Die bescheidene Frau würde es selbst nie so ausdrücken, doch diese Zeit war für sie der Beginn einer großen Karriere: „Ab diesem Moment wollte ich so gut sein wie die Großen, die man bei den Tests sah. Ich wollte mich reinbeißen, um auch auf der Bühne zu stehen.“ Und ihr Eifer blieb nicht unentdeckt: Nahezu zeitgleich mit dem Ballettförderzentrum wurde durch eine Ballettfreundin die damalige Nürnberger Primaballerina auf Schürger aufmerksam: Sie hatte einige Kinder ausgewählt, mit denen die Grande Madame trainieren wollte, um sie weiter zu fördern.

Aus den anfangs 15 bis 20 Stück blieben bald nur noch drei bis vier Kinder übrig – eine davon war Aline Schürger. „Das Training war sehr anspruchsvoll, man musste es wirklich wollen, um das durchzuziehen“, schildert die heute 33-Jährige und erklärt: „Ballett ist Kunst, aber zugleich Hochleistungssport.
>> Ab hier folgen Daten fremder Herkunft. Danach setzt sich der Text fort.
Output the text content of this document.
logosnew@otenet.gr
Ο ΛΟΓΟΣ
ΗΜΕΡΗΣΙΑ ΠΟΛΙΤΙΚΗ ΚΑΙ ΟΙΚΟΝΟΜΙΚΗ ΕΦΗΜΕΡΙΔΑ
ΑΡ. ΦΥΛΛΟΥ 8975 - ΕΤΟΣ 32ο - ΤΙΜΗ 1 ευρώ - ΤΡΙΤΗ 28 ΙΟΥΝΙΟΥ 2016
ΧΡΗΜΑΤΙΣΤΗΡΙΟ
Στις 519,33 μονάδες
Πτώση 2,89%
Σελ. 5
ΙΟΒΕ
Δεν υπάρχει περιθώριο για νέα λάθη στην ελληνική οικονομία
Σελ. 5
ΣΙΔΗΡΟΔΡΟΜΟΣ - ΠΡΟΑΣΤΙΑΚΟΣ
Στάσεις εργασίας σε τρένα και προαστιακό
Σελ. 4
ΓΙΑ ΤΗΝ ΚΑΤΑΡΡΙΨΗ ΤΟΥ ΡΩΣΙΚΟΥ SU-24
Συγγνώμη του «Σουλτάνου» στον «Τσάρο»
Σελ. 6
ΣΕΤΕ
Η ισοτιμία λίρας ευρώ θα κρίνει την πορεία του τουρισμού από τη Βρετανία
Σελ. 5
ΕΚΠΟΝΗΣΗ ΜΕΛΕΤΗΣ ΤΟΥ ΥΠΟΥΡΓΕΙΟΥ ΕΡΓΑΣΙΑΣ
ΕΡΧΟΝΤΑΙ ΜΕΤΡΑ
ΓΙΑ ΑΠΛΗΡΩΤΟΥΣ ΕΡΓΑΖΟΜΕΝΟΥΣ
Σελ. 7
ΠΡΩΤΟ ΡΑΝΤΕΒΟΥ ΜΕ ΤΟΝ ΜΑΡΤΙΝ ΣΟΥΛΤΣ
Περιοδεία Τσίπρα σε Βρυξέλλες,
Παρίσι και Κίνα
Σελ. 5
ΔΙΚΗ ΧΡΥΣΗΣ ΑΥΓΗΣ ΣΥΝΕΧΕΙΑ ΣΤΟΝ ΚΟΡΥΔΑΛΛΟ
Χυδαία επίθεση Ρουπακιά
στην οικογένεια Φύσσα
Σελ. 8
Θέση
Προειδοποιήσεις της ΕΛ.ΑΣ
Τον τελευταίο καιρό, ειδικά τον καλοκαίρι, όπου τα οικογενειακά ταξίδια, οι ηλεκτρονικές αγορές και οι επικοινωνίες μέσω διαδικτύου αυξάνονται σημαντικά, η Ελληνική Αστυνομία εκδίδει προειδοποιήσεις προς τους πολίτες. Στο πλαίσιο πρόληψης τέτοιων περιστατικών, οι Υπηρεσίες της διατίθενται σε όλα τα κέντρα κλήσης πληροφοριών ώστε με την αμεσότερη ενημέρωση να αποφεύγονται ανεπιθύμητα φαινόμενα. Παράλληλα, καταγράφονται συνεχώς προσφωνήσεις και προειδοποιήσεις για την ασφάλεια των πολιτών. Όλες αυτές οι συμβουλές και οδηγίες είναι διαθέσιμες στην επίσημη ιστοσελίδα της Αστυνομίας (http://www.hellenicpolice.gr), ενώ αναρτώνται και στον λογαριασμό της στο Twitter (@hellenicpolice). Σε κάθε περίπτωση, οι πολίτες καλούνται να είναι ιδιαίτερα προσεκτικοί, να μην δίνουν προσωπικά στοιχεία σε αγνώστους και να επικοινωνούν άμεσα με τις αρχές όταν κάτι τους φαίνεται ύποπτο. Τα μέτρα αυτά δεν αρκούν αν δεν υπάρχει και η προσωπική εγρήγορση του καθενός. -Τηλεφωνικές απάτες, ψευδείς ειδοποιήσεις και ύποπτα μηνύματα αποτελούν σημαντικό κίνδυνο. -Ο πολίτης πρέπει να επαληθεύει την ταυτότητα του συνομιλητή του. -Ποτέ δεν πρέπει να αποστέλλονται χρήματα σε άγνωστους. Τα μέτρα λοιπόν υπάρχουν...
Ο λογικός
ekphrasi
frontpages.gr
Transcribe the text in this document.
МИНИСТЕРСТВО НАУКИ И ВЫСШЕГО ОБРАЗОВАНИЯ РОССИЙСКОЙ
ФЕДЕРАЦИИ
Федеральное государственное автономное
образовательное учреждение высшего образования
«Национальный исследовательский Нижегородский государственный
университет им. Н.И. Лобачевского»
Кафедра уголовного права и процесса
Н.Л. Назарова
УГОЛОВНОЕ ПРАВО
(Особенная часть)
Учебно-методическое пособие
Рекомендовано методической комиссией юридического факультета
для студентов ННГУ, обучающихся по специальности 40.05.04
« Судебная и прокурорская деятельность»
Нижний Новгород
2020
Man muss fit sein, ständig an seine Grenzen gehen: Blutige Zehen bei den Spitzenübungen gehören ebenso dazu wie wahnsinnig viel Kritik.“

Viele Träume und Verzweiflung habe sie mitbekommen und wusste, dass es nur die Allerwenigsten schaffen. Bei ihr traf jedoch Können und Ehrgeiz auf Glück – Glück, in den richtigen Momenten, die richtigen Leute getroffen zu haben. Und so feierte sie mit 13 Jahren ihren ersten Auftritt bei einer Aufführung im Nürnberger Theater. „Daraufhin durfte ich mehr Aufführungen mittanzen und fuhr auf Wettbewerbe in Italien, Frankreich und der Schweiz.“ Sie ertanzte sich Gold- und Bronzemedaillen und plötzlich stand ihr die Welt offen: „Auf einmal ging es aus der kleinen Stadt in die große, weite Welt“, sagt sie und kann sich ein Lächeln beim Gedanken an diesen Erfolg nicht verkneifen.

Beim Ballett beginnt eine Profikarriere mit 18 Jahren und endet bei vielen mit 30, da das Ballett den Körper sehr aufzehrt. „Dementsprechend gibt es in der Sportart den Rat, die Schule mit der Mittleren Reife zu verlassen und auf eine Tanzakademie zu gehen – Tanzen statt Schule also.“

Abitur in der Hinterhand

Aline Schürger folgte diesem Rat – zum Widerwillen der Eltern – und versuchte mit 16 Jahren ihr Glück beim Tanzkonservatorium in Prag. „Es war aber einfach noch zu früh und so kam ich nach einem Jahr zurück und machte mein Abitur.“ Heute ist sie froh darüber: „Ich habe so viele Tänzer gesehen, die nach dem Ende eines Engagements keine Perspektive mehr hatten: Auf eine Stelle bewerben sich schließlich 500 Tänzer oder noch mehr. So hatte ich immer etwas in der Hinterhand.“

Trotz Schule versuchte sie nebenbei „so viel wie möglich“ zu tanzen und erfuhr dann eher durch Zufall von einem Vortanzen für einen Posten in Amerika. Breit grinsend erzählt sie: „Dann bin ich da ganz dreist hingegangen, hab vorgetanzt und tatsächlich die Stelle bekommen.“ Doch die Kompanie für klassischen und modernen Tanz war neu und irgendwann war für die 40 Tänzer und 50 Musiker kein Geld mehr da.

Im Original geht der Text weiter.